OFS: You don't even get 150 yards between hunters with assigned blinds at a lot of refuges. This is the system we have in California. Our quality public duck hunting (i.e., places where you can do more than jumpshoot one set of birds and be done) is crowded. Not always as crowded as free roam that day with Charlie. But pretty crowded.

Unlike other states, hunting private land in California without a lease is virtually impossible, because why would anyone let you hunt for free when they can charge you a few thousand bucks a year for a lease?

And quality clubs with natural marsh and blinds spaced so that you can't even see other hunting parties have a six-digit buy-in. Unless all my readers start buying A LOT more books through my Amazon links, I won't be able to afford that anytime soon. Or ever.

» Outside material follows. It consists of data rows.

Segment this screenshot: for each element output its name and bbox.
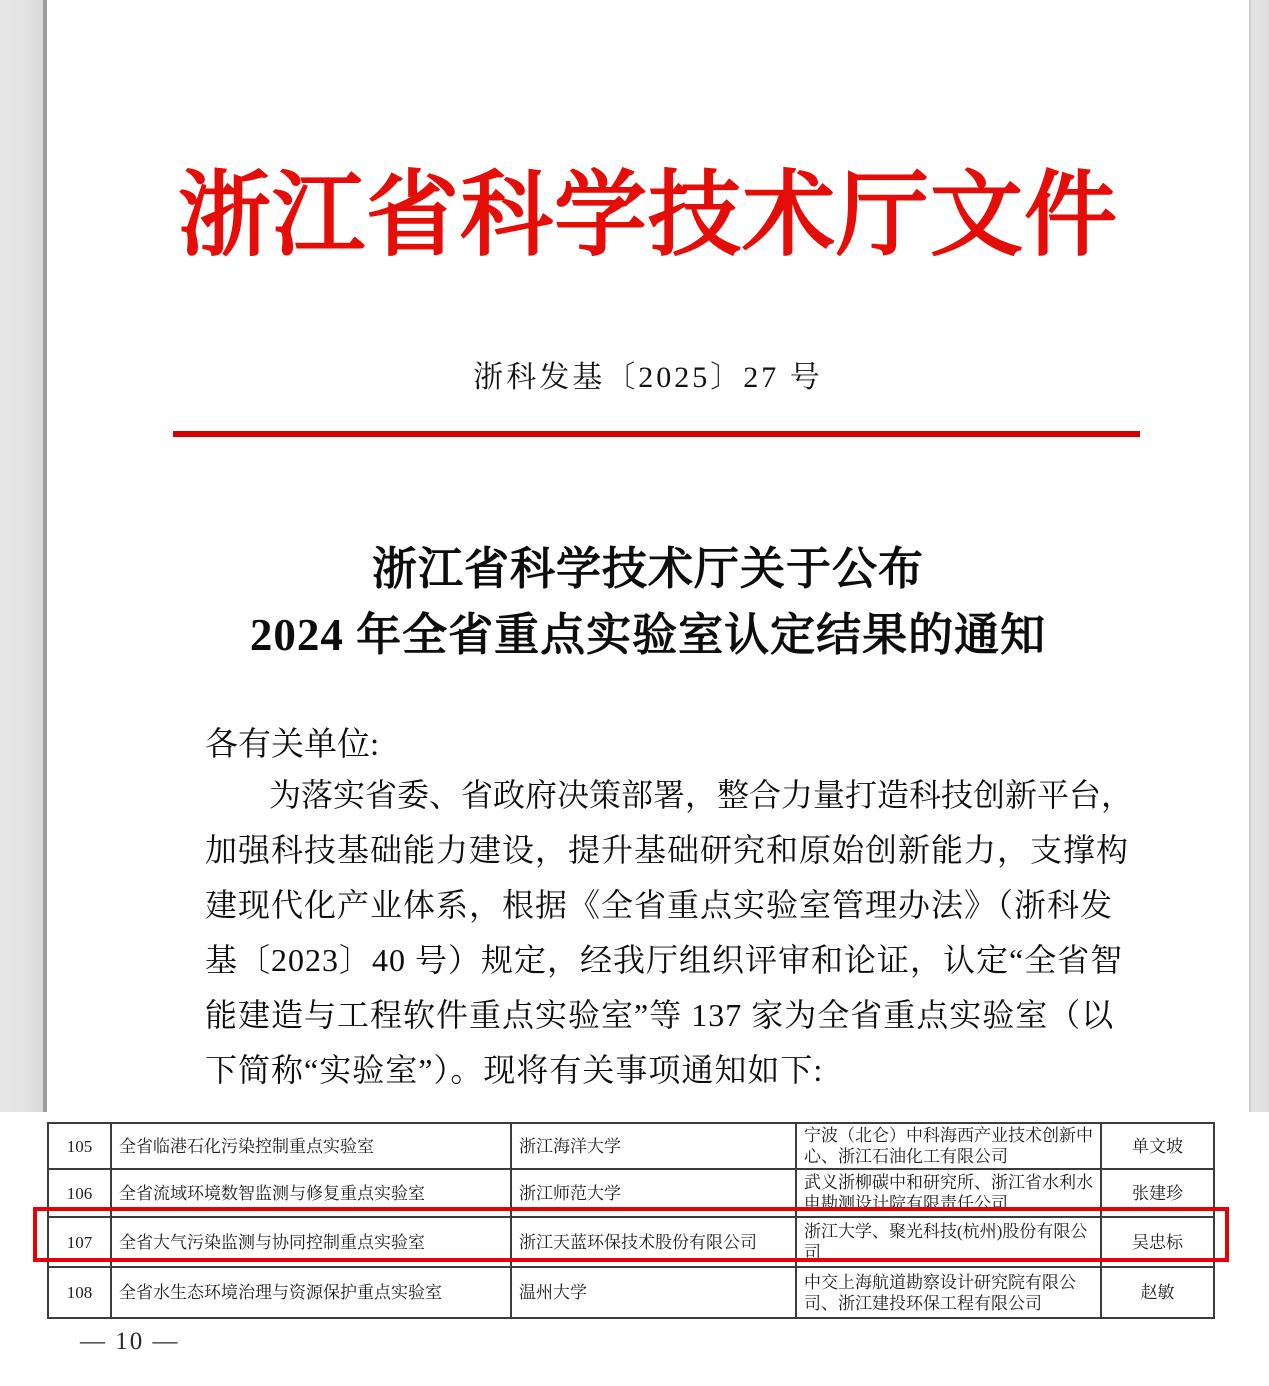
partner-org-cell: 武义浙柳碳中和研究所、浙江省水利水电勘测设计院有限责任公司 [796, 1169, 1101, 1217]
row-number-cell: 107 [48, 1217, 111, 1267]
row-number-cell: 108 [48, 1267, 111, 1318]
salutation: 各有关单位: [205, 727, 380, 763]
page-number: — 10 — [80, 1328, 180, 1355]
body-line: 加强科技基础能力建设，提升基础研究和原始创新能力，支撑构 [205, 832, 1130, 868]
host-org-cell: 浙江海洋大学 [511, 1123, 796, 1169]
body-line: 基〔2023〕40 号）规定，经我厅组织评审和论证，认定“全省智 [205, 942, 1124, 978]
partner-org-cell: 浙江大学、聚光科技(杭州)股份有限公司 [796, 1217, 1101, 1267]
body-line: 下简称“实验室”）。现将有关事项通知如下: [205, 1052, 824, 1088]
row-107-highlight-box [33, 1207, 1229, 1262]
notice-title-line1: 浙江省科学技术厅关于公布 [371, 544, 924, 594]
lab-name-cell: 全省临港石化污染控制重点实验室 [111, 1123, 511, 1169]
lab-name-cell: 全省水生态环境治理与资源保护重点实验室 [111, 1267, 511, 1318]
partner-org-cell: 宁波（北仑）中科海西产业技术创新中心、浙江石油化工有限公司 [796, 1123, 1101, 1169]
lab-name-cell: 全省大气污染监测与协同控制重点实验室 [111, 1217, 511, 1267]
director-cell: 赵敏 [1101, 1267, 1214, 1318]
director-cell: 单文坡 [1101, 1123, 1214, 1169]
body-paragraph [205, 768, 1137, 1098]
host-org-cell: 浙江天蓝环保技术股份有限公司 [511, 1217, 796, 1267]
notice-title-line2: 2024 年全省重点实验室认定结果的通知 [249, 610, 1047, 660]
host-org-cell: 浙江师范大学 [511, 1169, 796, 1217]
partner-org-cell: 中交上海航道勘察设计研究院有限公司、浙江建投环保工程有限公司 [796, 1267, 1101, 1318]
row-number-cell: 105 [48, 1123, 111, 1169]
host-org-cell: 温州大学 [511, 1267, 796, 1318]
body-line: 能建造与工程软件重点实验室”等 137 家为全省重点实验室（以 [205, 997, 1115, 1033]
table-row [48, 1267, 1214, 1318]
director-cell: 吴忠标 [1101, 1217, 1214, 1267]
scan-margin-right [1249, 0, 1269, 1112]
red-divider-rule [173, 431, 1140, 437]
body-line: 为落实省委、省政府决策部署，整合力量打造科技创新平台， [269, 777, 1134, 813]
body-line: 建现代化产业体系，根据《全省重点实验室管理办法》（浙科发 [205, 887, 1114, 923]
document-number: 浙科发基〔2025〕27 号 [473, 361, 823, 394]
lab-name-cell: 全省流域环境数智监测与修复重点实验室 [111, 1169, 511, 1217]
scan-margin-left [0, 0, 47, 1112]
agency-banner-title: 浙江省科学技术厅文件 [178, 165, 1118, 268]
director-cell: 张建珍 [1101, 1169, 1214, 1217]
table-row [48, 1123, 1214, 1169]
row-number-cell: 106 [48, 1169, 111, 1217]
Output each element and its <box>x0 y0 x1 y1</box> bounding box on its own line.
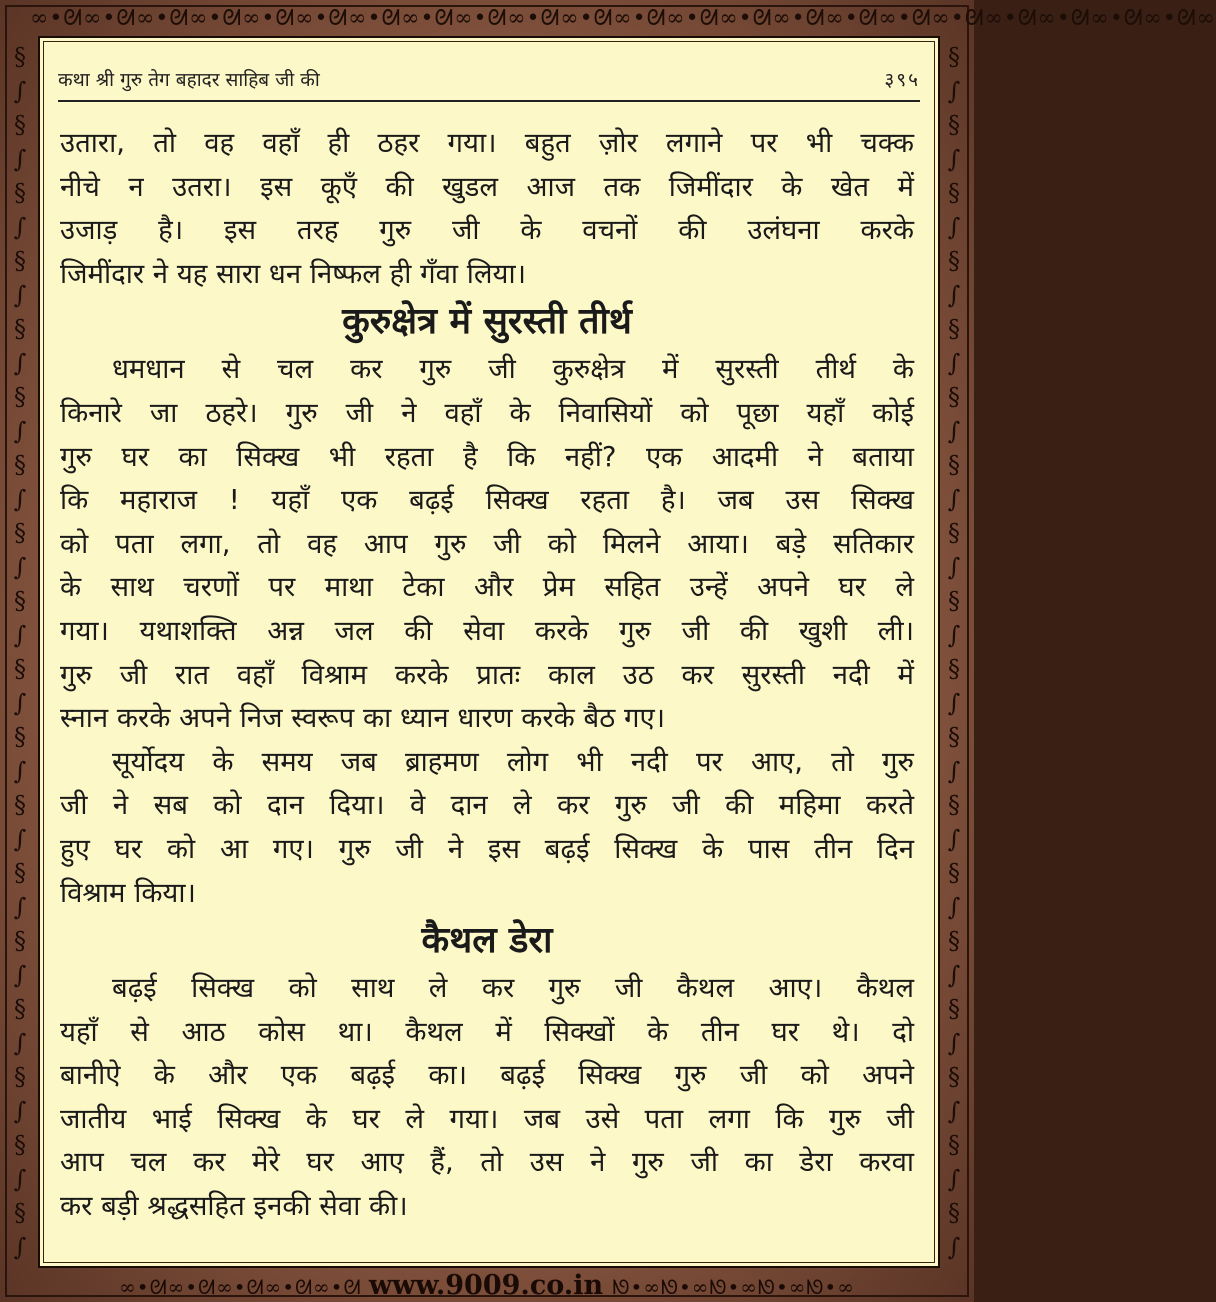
website-link[interactable]: www.9009.co.in <box>368 1270 604 1301</box>
text-line: बानीऐ के और एक बढ़ई का। बढ़ई सिक्ख गुरु जी को अपने <box>60 1059 914 1092</box>
footer-strip <box>0 1272 974 1300</box>
text-line: गुरु जी रात वहाँ विश्राम करके प्रातः काल उठ कर सुरस्ती नदी में <box>60 658 914 691</box>
left-border-ornament: § ∫ § ∫ § ∫ § ∫ § ∫ § ∫ § ∫ § ∫ § ∫ § ∫ § ∫ § ∫ § ∫ § ∫ § ∫ § ∫ § ∫ § ∫ <box>13 43 27 1261</box>
text-line: के साथ चरणों पर माथा टेका और प्रेम सहित उन्हें अपने घर ले <box>60 571 914 604</box>
text-line: यहाँ से आठ कोस था। कैथल में सिक्खों के तीन घर थे। दो <box>60 1015 914 1048</box>
footer-ornament-left: ∞•ᘛ∞•ᘛ∞•ᘛ∞•ᘛ∞•ᘛ <box>119 1275 369 1299</box>
text-line: जातीय भाई सिक्ख के घर ले गया। जब उसे पता लगा कि गुरु जी <box>60 1102 914 1135</box>
book-page <box>38 36 940 1268</box>
page-number: ३९५ <box>884 69 920 91</box>
text-line: आप चल कर मेरे घर आए हैं, तो उस ने गुरु जी का डेरा करवा <box>60 1146 914 1179</box>
text-line: जी ने सब को दान दिया। वे दान ले कर गुरु जी की महिमा करते <box>60 789 914 822</box>
paragraph-3 <box>60 741 914 915</box>
text-line: गुरु घर का सिक्ख भी रहता है कि नहीं? एक आदमी ने बताया <box>60 440 914 473</box>
text-line: बढ़ई सिक्ख को साथ ले कर गुरु जी कैथल आए। कैथल <box>112 972 914 1005</box>
text-line: को पता लगा, तो वह आप गुरु जी को मिलने आया। बड़े सतिकार <box>60 527 914 560</box>
page-header <box>58 66 920 94</box>
text-line: हुए घर को आ गए। गुरु जी ने इस बढ़ई सिक्ख के पास तीन दिन <box>60 832 914 865</box>
footer-ornament-right: ᘚ•∞ᘚ•∞ᘚ•∞ᘚ•∞ᘚ•∞ <box>612 1275 855 1299</box>
running-title: कथा श्री गुरु तेग बहादर साहिब जी की <box>58 69 320 91</box>
paragraph-2 <box>60 348 914 740</box>
text-line: स्नान करके अपने निज स्वरूप का ध्यान धारण करके बैठ गए। <box>60 702 666 735</box>
right-border-ornament: § ∫ § ∫ § ∫ § ∫ § ∫ § ∫ § ∫ § ∫ § ∫ § ∫ § ∫ § ∫ § ∫ § ∫ § ∫ § ∫ § ∫ § ∫ <box>947 43 961 1261</box>
text-line: कर बड़ी श्रद्धसहित इनकी सेवा की। <box>60 1190 408 1223</box>
text-line: कि महाराज ! यहाँ एक बढ़ई सिक्ख रहता है। जब उस सिक्ख <box>60 484 914 517</box>
text-line: जिमींदार ने यह सारा धन निष्फल ही गँवा लिया। <box>60 257 527 290</box>
text-line: उजाड़ है। इस तरह गुरु जी के वचनों की उलंघना करके <box>60 214 914 247</box>
text-line: उतारा, तो वह वहाँ ही ठहर गया। बहुत ज़ोर लगाने पर भी चक्क <box>60 127 914 159</box>
text-line: गया। यथाशक्ति अन्न जल की सेवा करके गुरु जी की खुशी ली। <box>60 614 914 647</box>
header-rule <box>58 100 920 102</box>
text-line: किनारे जा ठहरे। गुरु जी ने वहाँ के निवासियों को पूछा यहाँ कोई <box>60 396 914 429</box>
paragraph-4 <box>60 967 914 1229</box>
text-line: नीचे न उतरा। इस कूएँ की खुडल आज तक जिमींदार के खेत में <box>60 170 914 203</box>
section-heading-kurukshetra: कुरुक्षेत्र में सुरस्ती तीर्थ <box>342 301 632 343</box>
section-heading-kaithal: कैथल डेरा <box>421 920 553 962</box>
paragraph-1 <box>60 122 914 296</box>
text-line: सूर्योदय के समय जब ब्राहमण लोग भी नदी पर आए, तो गुरु <box>112 745 914 778</box>
page-body <box>60 122 914 1229</box>
text-line: धमधान से चल कर गुरु जी कुरुक्षेत्र में सुरस्ती तीर्थ के <box>112 353 914 386</box>
text-line: विश्राम किया। <box>60 876 196 909</box>
top-border-ornament: ∞•ᘛ∞•ᘛ∞•ᘛ∞•ᘛ∞•ᘛ∞•ᘛ∞•ᘛ∞•ᘛ∞•ᘛ∞•ᘛ∞•ᘛ∞•ᘛ∞•ᘛ∞•ᘛ∞•ᘛ∞•ᘛ∞•ᘛ∞•ᘛ∞•ᘛ∞•ᘛ∞•ᘛ∞•ᘛ∞ <box>30 6 1216 31</box>
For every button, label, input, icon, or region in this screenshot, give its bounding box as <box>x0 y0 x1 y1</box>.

I recognize that this isn't for everyone. It wasn't for me for my first couple years of hunting. But as I've gone along, I've increasingly craved the ability to move around when I hunt. To exercise more choice in where I hunt. That's just where I'm at right now.

oldfatslow said...

We've got some WMAs that
are similar to what you
describe, but I haven't
had the opportunity to
hunt them. If they
were my only options,
I imagine I could talk
myself out of my scruples.

The WMA I do hunt the most
has assigned impoundments
of 60 to 80 acres that each
hold one party of up to 4
hunters. It's amazing how
small that much room can
get when the steel rain
starts falling.

I also get to hunt open
marsh that is accessible
only by mud motor or air
boat. Since, I'm at the
mud motor end of the socio-
economic scale, I don't
have quite the range of the
blow boats, but we get to
a few ponds that are pretty
secluded from other hunters.

Glad you had a good hunt.
Our Florida year has been
slow so far.


Anonymous said...

Holly, shoot me an e-mail sometime at rsabalow@redding.com. I'd like to share some stories with you about my experiences hunting public refuges in far Nor Cal and to see whether you and Hank would like to join me some time on some duck hunts on public lands up here. I can assure you, it will be an experience very different than the cluster you just described.

Ryan Sabalow
A hunter/reporter in Redding, CA.

NorCal Cazadora said...

Hey Ryan, I'll email you. But it's worth noting publicly that I specified "Sac Valley" when I mentioned my poor hunting up until that day with Charlie. My best shoot day of the year was at Tule Lake, the day after Thanksgiving.

r. hurd said...

Had my yearly waterfowl hunt and thought about the cazadora. Glad to see that you are still writing on the topic.